Efficacy: I. Help. People. It’s my calling! Hemorrhoids? No problem. Back pain? I’ got this (yer back, that is). Viral gastro? Migraine? Core instability, palpitations, paresthesia, GERD, thyroid nodule—even depression and anxiety—I can make a good plan for all of these things. I can walk you through it, reassure you, and help you feel better, even when I can’t fix the problem.
Not so with COVID. How did you get it, when you were so careful? If the test is negative there’s still a 20-30% chance you’re infected if the scenario is high risk, but I can’t say for sure. If you’re sick, how long will it last? Will it get worse before it gets better? How much worse? Will you have lasting symptoms or long term health problems? How long does immunity from illness or vaccine last? I cannot lie: I. Don’t. Know. I will stay with you through it, but I can’t even satisfy your most basic questions, while you sit alone at home coughing, short of breath, unable to see or touch your loved ones, sipping ginger ale because you throw up anything else. I can’t help. And it kills me.
On top of that, I’m not doing any good as a public health champion, either! Have I changed any of your behaviors? Have I made even an iota of difference in my community to stop the spread? All signs say NO. I’m failing left and right. No wonder I’m eating so much.

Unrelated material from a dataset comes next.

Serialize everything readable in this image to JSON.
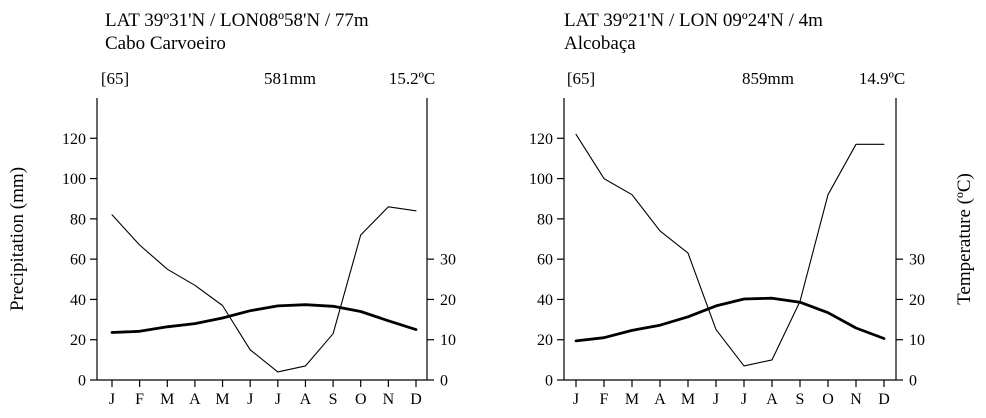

Burnout is widely understood to have three key components: 1. Emotional Exhaustion, 2. Cynicism/Depersonalization, and 3. Reduced Personal Efficacy. Studies of physicians generally show that while we often score high on the first two, we do better with the third. I think not anymore. Burnout affected about half of all physicians in all specialties a few years ago, but had improved due to widespread research, awareness, and advocacy for systemic change led by professional societies such as the American College of Physicians and the American Academy of Family Practice. But think about 2020: Whatever emotional exhaustion my emergency medicine and critical care colleagues felt before, caring for the sickest of the sick, likely pales in comparison to the horrors of this pandemic. When their health systems ignored their pleas for PPE and then laid them off, making remaining docs work that much harder, and when they saw people partying and spreading virus all over the place, could you blame them for getting cynical? And though we’ve learned so much and fatality rates are lower now than in March, imagine going to work every day to watch patient after patient suffer and die alone, despite your and your team’s best efforts. We can no longer count on efficacy to save our morale.
So how do we hold it together? Well DUH, it’s about connection! I had not felt this bad in a long time, but I’m better now, thanks to my peeps. They’re everywhere, and we hold each other up. Texting a meme here, venting (a lot) over there, and generally being present for one another, sharing, even embracing, the deep suck of the morass. Because this too shall pass… Like a kidney stone, as they say.
The only way out is through. The best way through is together.
I haven’t thought, said, or written that in a while. It’s not that I forgot. I got overwhelmed. Happens to the best of us.